Working with the feet, hands and ears is similar to playing a musical instrument. You get the feel for it and it soon becomes second nature. And theoretically, the more you do it, the better you become. This is quite true in reflexology. But once the techniques were dedicated to memory and subsequently applied, there was a need to bring in a dynamic element, or basically, to bring more than just the techniques to my sessions.
I then began to incorporate the “Mind & Soul” components. This became the foundation for my style of reflexology, which I call Dynamic Reflexology. Combining the multiple aspects of our total being into my reflexology practice proved very humbling and empowering. My clients opened up to it immediately and I began making personal discoveries as I implemented these methodologies into my clients reflexology treatments. This would be the approach to providing a reflexology treatment that embraced the needs of my clients and proved to be the missing link for my practice to really take off – and I’ve never looked back.
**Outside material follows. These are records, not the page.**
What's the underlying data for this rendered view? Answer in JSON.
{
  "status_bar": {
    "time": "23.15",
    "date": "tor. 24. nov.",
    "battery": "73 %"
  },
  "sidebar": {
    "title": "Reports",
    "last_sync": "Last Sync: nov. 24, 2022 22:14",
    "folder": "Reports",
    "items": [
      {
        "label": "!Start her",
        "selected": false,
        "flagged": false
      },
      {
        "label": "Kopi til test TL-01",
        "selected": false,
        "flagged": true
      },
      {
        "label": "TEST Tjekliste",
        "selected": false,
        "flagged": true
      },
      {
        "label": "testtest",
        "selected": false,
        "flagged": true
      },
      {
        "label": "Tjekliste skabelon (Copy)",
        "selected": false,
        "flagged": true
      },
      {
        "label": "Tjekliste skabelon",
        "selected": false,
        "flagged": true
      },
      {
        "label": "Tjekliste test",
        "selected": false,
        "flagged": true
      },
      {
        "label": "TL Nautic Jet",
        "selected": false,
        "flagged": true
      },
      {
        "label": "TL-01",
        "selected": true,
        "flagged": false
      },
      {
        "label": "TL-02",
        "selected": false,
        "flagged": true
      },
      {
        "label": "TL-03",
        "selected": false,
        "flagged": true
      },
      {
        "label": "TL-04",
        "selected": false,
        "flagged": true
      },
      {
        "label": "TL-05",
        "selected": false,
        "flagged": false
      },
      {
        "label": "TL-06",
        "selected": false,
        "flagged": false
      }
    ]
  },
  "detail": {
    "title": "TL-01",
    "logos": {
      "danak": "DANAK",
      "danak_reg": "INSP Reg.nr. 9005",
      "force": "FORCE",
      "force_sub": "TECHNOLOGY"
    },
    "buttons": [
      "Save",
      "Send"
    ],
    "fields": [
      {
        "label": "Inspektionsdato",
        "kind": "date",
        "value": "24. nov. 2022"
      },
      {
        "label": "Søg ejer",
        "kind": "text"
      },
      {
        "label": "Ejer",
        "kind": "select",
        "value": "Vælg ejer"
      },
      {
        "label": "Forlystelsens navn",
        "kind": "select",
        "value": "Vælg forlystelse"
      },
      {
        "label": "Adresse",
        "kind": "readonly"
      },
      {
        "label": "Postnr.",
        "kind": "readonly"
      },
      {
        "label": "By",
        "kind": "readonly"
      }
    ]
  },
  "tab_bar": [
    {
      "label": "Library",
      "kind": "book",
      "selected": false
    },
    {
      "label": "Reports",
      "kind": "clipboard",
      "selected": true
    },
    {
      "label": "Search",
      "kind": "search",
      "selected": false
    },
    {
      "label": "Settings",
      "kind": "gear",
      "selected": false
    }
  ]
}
I now realize I had synergized the types of reflexology I had discovered and, in which, I had found the most value for my own chosen style. In essence, I had developed my own style and could now include it along with the other types of reflexology I had so diligently researched.
Types Of Reflexology: Final Thoughts
Every client is different and every reflexology practitioner is different. So, it makes sense there will be many different types of reflexology. Every reflexology treatment should be tailor-made to the client’s needs and the reflexologist’s training, ability and desired approach. Ideally, these variables can be matched, merged and resolved into a reflexology session that will result in one of the most wonderful and healthy experiences someone can have in their life.
I encourage anyone who is considering reflexology to interview a few reflexologists in order to determine which one they feel will serve them best; who understands the aforementioned criteria for creating a customized reflexology treatment; and who can be flexible in their application of different types of reflexology.